加一个最直接的语义测试:传了 prompt_token_ids 就不应该再走 tokenizer.encode()

diff --git a/tests/test_server_pretok.py b/tests/test_server_pretok.py
@@
+def test_server_add_request_accepts_prompt_token_ids() -> None:
+    ...
+    _ = mgr.add_request(
+        \"hello\",
+        prompt_token_ids=[1, 2, 3],
+        max_new_tokens=1,
+        stop_on_eos=False,
+    )
+    assert tok.encode_calls == 0

运行

pytest -q
.........................                                                [100%]
=============================== warnings summary ===============================
../anaconda3/lib/python3.10/site-packages/urllib3/util/ssl_.py:260
  /data/projects/anaconda3/lib/python3.10/site-packages/urllib3/util/ssl_.py:260: DeprecationWarning: ssl.PROTOCOL_TLS is deprecated
    context = SSLContext(ssl_version or PROTOCOL_TLS)

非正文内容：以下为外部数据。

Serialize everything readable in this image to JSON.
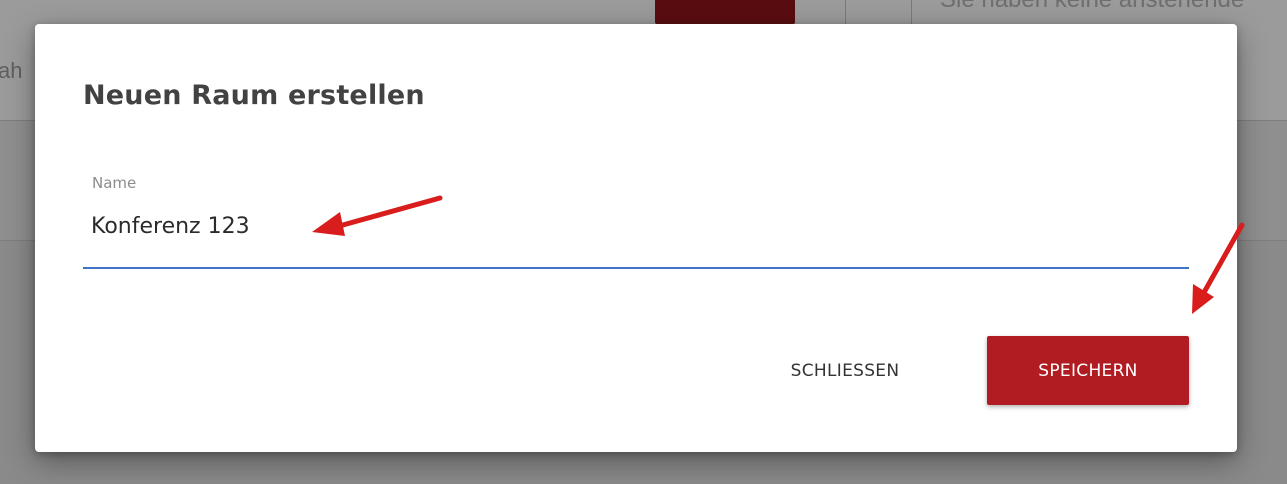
{
  "background": {
    "left_text": "ah",
    "right_text": "Sie haben keine anstehende"
  },
  "dialog": {
    "title": "Neuen Raum erstellen",
    "name_field": {
      "label": "Name",
      "value": "Konferenz 123"
    },
    "close_label": "SCHLIESSEN",
    "save_label": "SPEICHERN"
  },
  "annotations": {
    "arrow_icon": "arrow-icon",
    "arrow_color": "#d91c1c"
  },
  "colors": {
    "accent_red": "#b01c22",
    "underline_blue": "#3f73c6",
    "title_text": "#424242"
  }
}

-- Docs: https://docs.pytest.org/en/stable/how-to/capture-warnings.html
25 passed, 1 warning in 2.09s

Benchmark(HF GPT-2 / streaming)

这版的收益点在 提交阶段,所以我把 max_new_tokens 设成 1,让 decode 尽量轻,专注看:

  • Submit wall
  • add_request latency p99

命令(不 pretok):

python -m rosellm.roseinfer.benchmark_streaming \
  --hf-model-id gpt2 --device cuda \
  --prompt "Hello" --prompt-repeats 256 --unique-prompts \
  --num-requests 256 --max-new-tokens 1 \
  --max-batch-size 16 --prefill-max-batch-size 16 \
  --submit-interval-ms 0 \
  --no-stop-on-eos --no-prefix-cache \
  --warmup-runs 1 --repeat-runs 1

Before(--pretok=off)

=== warmup 1/1 ===
=== streaming benchmark ===
Model: gpt2
Device: cuda
Pretok: False
Paged attention: False
CUDA Graph: False
NVTX: False
Requests: 256
Prompt tokens (total): 66304
Completion tokens (total): 256
Submit wall: 0.077673 s
add_request latency p50/p95/p99: 0.24/0.28/0.35 ms
Queue wait p50/p95/p99: 462.51/997.02/1000.07 ms
Prefill->first token p50/p95/p99: 69.81/84.50/84.97 ms
TTFT p50/p95/p99: 533.54/1061.61/1064.58 ms
TPOT p50/p95/p99: 0.00/0.00/0.00 ms/token
ITL p50/p95/p99: 0.00/0.00/0.00 ms
Latency p50/p95/p99: 534.63/1062.25/1065.11 ms
Throughput (completion,total): 224.61 tokens/s

命令(pretok):

... --pretok

After(--pretok=on)

=== warmup 1/1 ===
=== streaming benchmark ===
Model: gpt2
Device: cuda
Pretok: True
Paged attention: False
CUDA Graph: False
NVTX: False
Requests: 256
Prompt tokens (total): 66304
Completion tokens (total): 256
Submit wall: 0.023336 s
add_request latency p50/p95/p99: 0.02/0.02/0.05 ms
Queue wait p50/p95/p99: 505.52/1053.60/1054.52 ms
Prefill->first token p50/p95/p99: 69.48/70.47/70.68 ms
TTFT p50/p95/p99: 575.73/1118.76/1119.61 ms
TPOT p50/p95/p99: 0.00/0.00/0.00 ms/token
ITL p50/p95/p99: 0.00/0.00/0.00 ms
Latency p50/p95/p99: 576.79/1119.08/1120.13 ms
Throughput (completion,total): 223.94 tokens/s

结论

这次的改动非常“单点”,收益也很单点,但很扎实:

  • Submit wall77.7ms -> 23.3ms(约 3.3x
  • add_request latency p990.35ms -> 0.05ms(约 7x

同时也能看到:这组配置下 TTFT 基本被 Queue wait 主导(~1s),--pretok 不会让 TTFT 立刻变好,属于预期现象。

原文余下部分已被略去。